Market was up last night by 50 points. The market like the fact that the depository tax was being rejected, and further enhanced by the fact that the FOMC is not intending to stop QE anytime soon.  


Before we start on the DMA, I would like to point towards the situation in Cyprus. Cyprus is long considered to be a money laundering location by the Russians due to it's dubious banking regulations. Now that the debt crisis hit, there are more political implication that it seems. ECB is proposing to loan $10b to Cyprus on the terms to raise another $5 Billion Euros by taxing its depositors. ECB has a few motivation to do that. Firstly, they wanted to test this strategy out on Cyprus. Cyprus has a very small population, hence even if the strategy go wrong, it's minimal impact. Secondly, they are targeting the Russians' money. On these speculations, Cyprus is unlikely to take up the ECB's offer as they will definitely offend their biggest client, the Russians, and they will be going to a debt of $10b Euros. There are some writers saying that the Cyprus situation will be the Lehman Moments. This looks very similar to the Lehman Brother's Crash during the Financial Crisis. All the Treasury could have done then, is to loan a few billion dollars to Lehman to keep them afloat. That might have prevented such a chain reaction from happening. It's much cheaper to let the whole financial system going down together with Lehman Brothers. Now, we have Cyprus, small, but big serious implications. Either way, it's not a good thing. Now that Cyprus is looking to have some Natural Gas deals with the Russians to see if they are able to come up with the cash to tide over this crisis. We gotta keep a close watch on the situation and see how the market reacts over this issue. 

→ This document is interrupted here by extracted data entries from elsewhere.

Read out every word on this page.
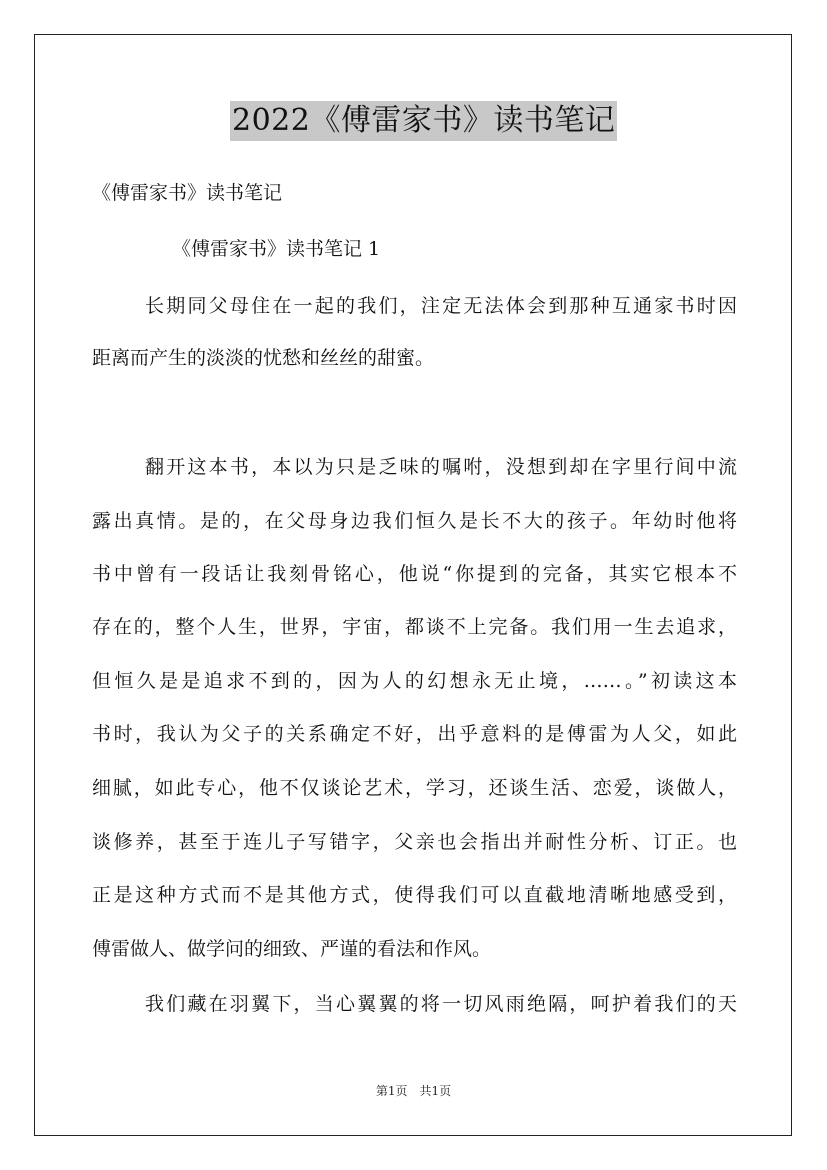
2022《傅雷家书》读书笔记
《傅雷家书》读书笔记
《傅雷家书》读书笔记 1
长期同父母住在一起的我们，注定无法体会到那种互通家书时因
距离而产生的淡淡的忧愁和丝丝的甜蜜。
翻开这本书，本以为只是乏味的嘱咐，没想到却在字里行间中流
露出真情。是的，在父母身边我们恒久是长不大的孩子。年幼时他将
书中曾有一段话让我刻骨铭心，他说“你提到的完备，其实它根本不
存在的，整个人生，世界，宇宙，都谈不上完备。我们用一生去追求，
但恒久是是追求不到的，因为人的幻想永无止境，……。”初读这本
书时，我认为父子的关系确定不好，出乎意料的是傅雷为人父，如此
细腻，如此专心，他不仅谈论艺术，学习，还谈生活、恋爱，谈做人，
谈修养，甚至于连儿子写错字，父亲也会指出并耐性分析、订正。也
正是这种方式而不是其他方式，使得我们可以直截地清晰地感受到，
傅雷做人、做学问的细致、严谨的看法和作风。
我们藏在羽翼下，当心翼翼的将一切风雨绝隔，呵护着我们的天
第1页 共1页
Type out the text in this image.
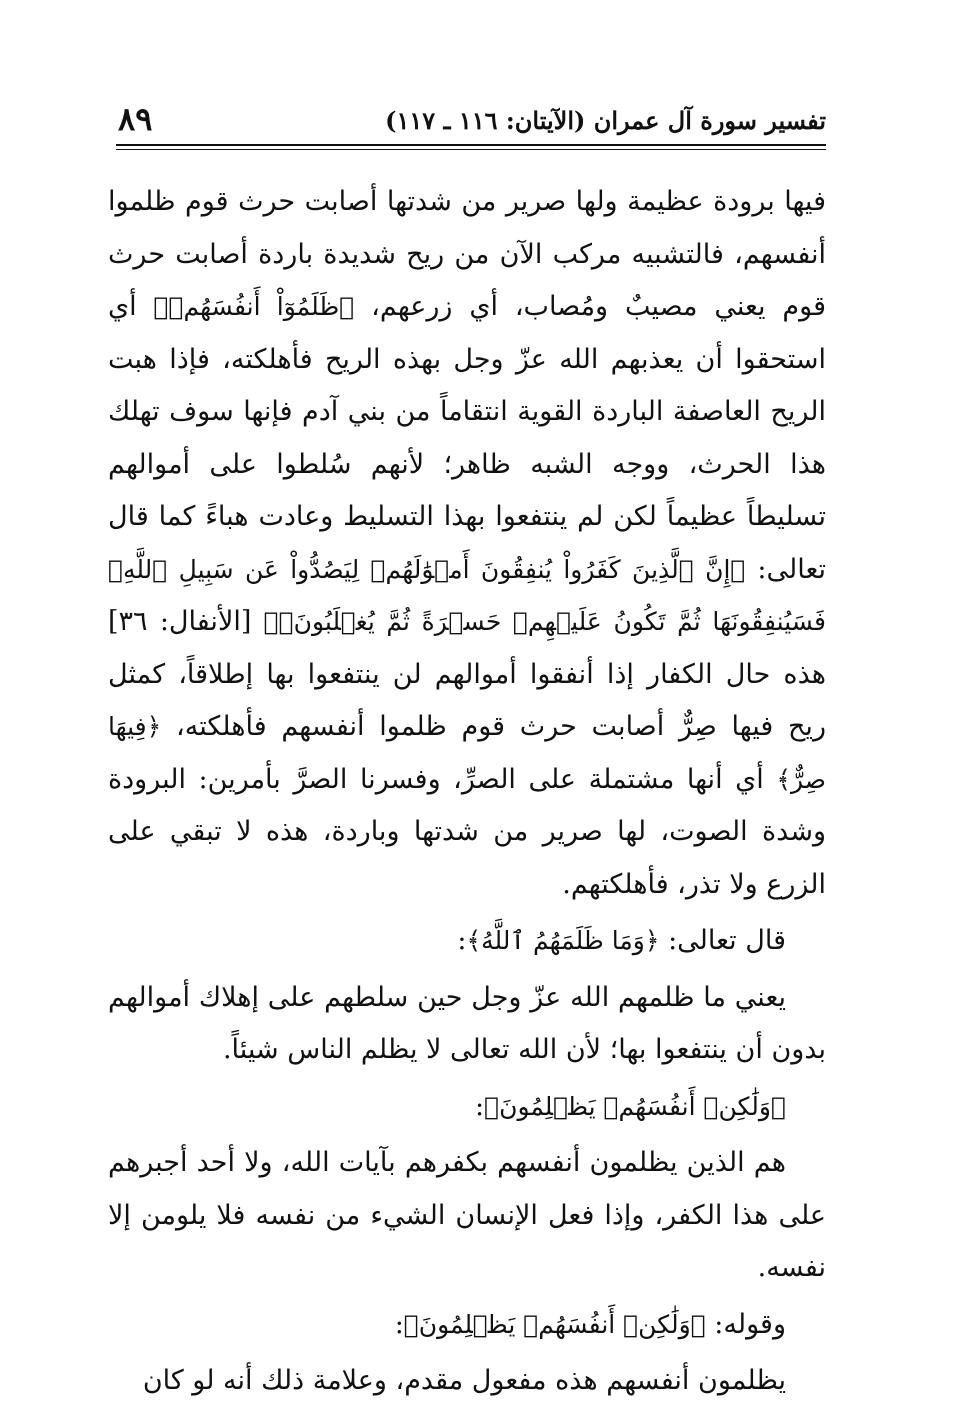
تفسير سورة آل عمران (الآيتان: ١١٦ ـ ١١٧)
٨٩

فيها برودة عظيمة ولها صرير من شدتها أصابت حرث قوم ظلموا أنفسهم، فالتشبيه مركب الآن من ريح شديدة باردة أصابت حرث قوم يعني مصيبٌ ومُصاب، أي زرعهم، ﴿ظَلَمُوٓاْ أَنفُسَهُمۡ﴾ أي استحقوا أن يعذبهم الله عزّ وجل بهذه الريح فأهلكته، فإذا هبت الريح العاصفة الباردة القوية انتقاماً من بني آدم فإنها سوف تهلك هذا الحرث، ووجه الشبه ظاهر؛ لأنهم سُلطوا على أموالهم تسليطاً عظيماً لكن لم ينتفعوا بهذا التسليط وعادت هباءً كما قال تعالى: ﴿إِنَّ ٱلَّذِينَ كَفَرُواْ يُنفِقُونَ أَمۡوَٰلَهُمۡ لِيَصُدُّواْ عَن سَبِيلِ ٱللَّهِۚ فَسَيُنفِقُونَهَا ثُمَّ تَكُونُ عَلَيۡهِمۡ حَسۡرَةً ثُمَّ يُغۡلَبُونَۗ﴾ [الأنفال: ٣٦] هذه حال الكفار إذا أنفقوا أموالهم لن ينتفعوا بها إطلاقاً، كمثل ريح فيها صِرٌّ أصابت حرث قوم ظلموا أنفسهم فأهلكته، ﴿فِيهَا صِرٌّ﴾ أي أنها مشتملة على الصرِّ، وفسرنا الصرَّ بأمرين: البرودة وشدة الصوت، لها صرير من شدتها وباردة، هذه لا تبقي على الزرع ولا تذر، فأهلكتهم.

قال تعالى: ﴿وَمَا ظَلَمَهُمُ ٱللَّهُ﴾:

يعني ما ظلمهم الله عزّ وجل حين سلطهم على إهلاك أموالهم بدون أن ينتفعوا بها؛ لأن الله تعالى لا يظلم الناس شيئاً.

﴿وَلَٰكِنۡ أَنفُسَهُمۡ يَظۡلِمُونَ﴾:

هم الذين يظلمون أنفسهم بكفرهم بآيات الله، ولا أحد أجبرهم على هذا الكفر، وإذا فعل الإنسان الشيء من نفسه فلا يلومن إلا نفسه.

وقوله: ﴿وَلَٰكِنۡ أَنفُسَهُمۡ يَظۡلِمُونَ﴾:

يظلمون أنفسهم هذه مفعول مقدم، وعلامة ذلك أنه لو كان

Now back to the DMA, the Consumer Discretionary was the biggest gainers of the day, having more than 1% of gain.  The homebuilders made a good run last night, being sparked by Lennar's excellent earnings, dragging up other Homebuilders like Toll Brother's, Ryland etc.  Volumes were around 670 million shares traded, as market was thinly traded before the FOMC release. Hence I would say the volumes were healthy. On top of that, the bulls definitely outpaced the bears significantly. It seems that the Dow definitely reacted to the 14450 support level which likely to cause the bounce last night as well. While the Treasuries on a rally for the past 2 days, it seems that the Treasuries found a resistance and I'll be expecting some lackluster movement from Treasuries soon. We'll be having a few major reports like the Philly Fed, Unemployment Claims and Existing Home Sales coming up. Gonna have a wild ride again tonight.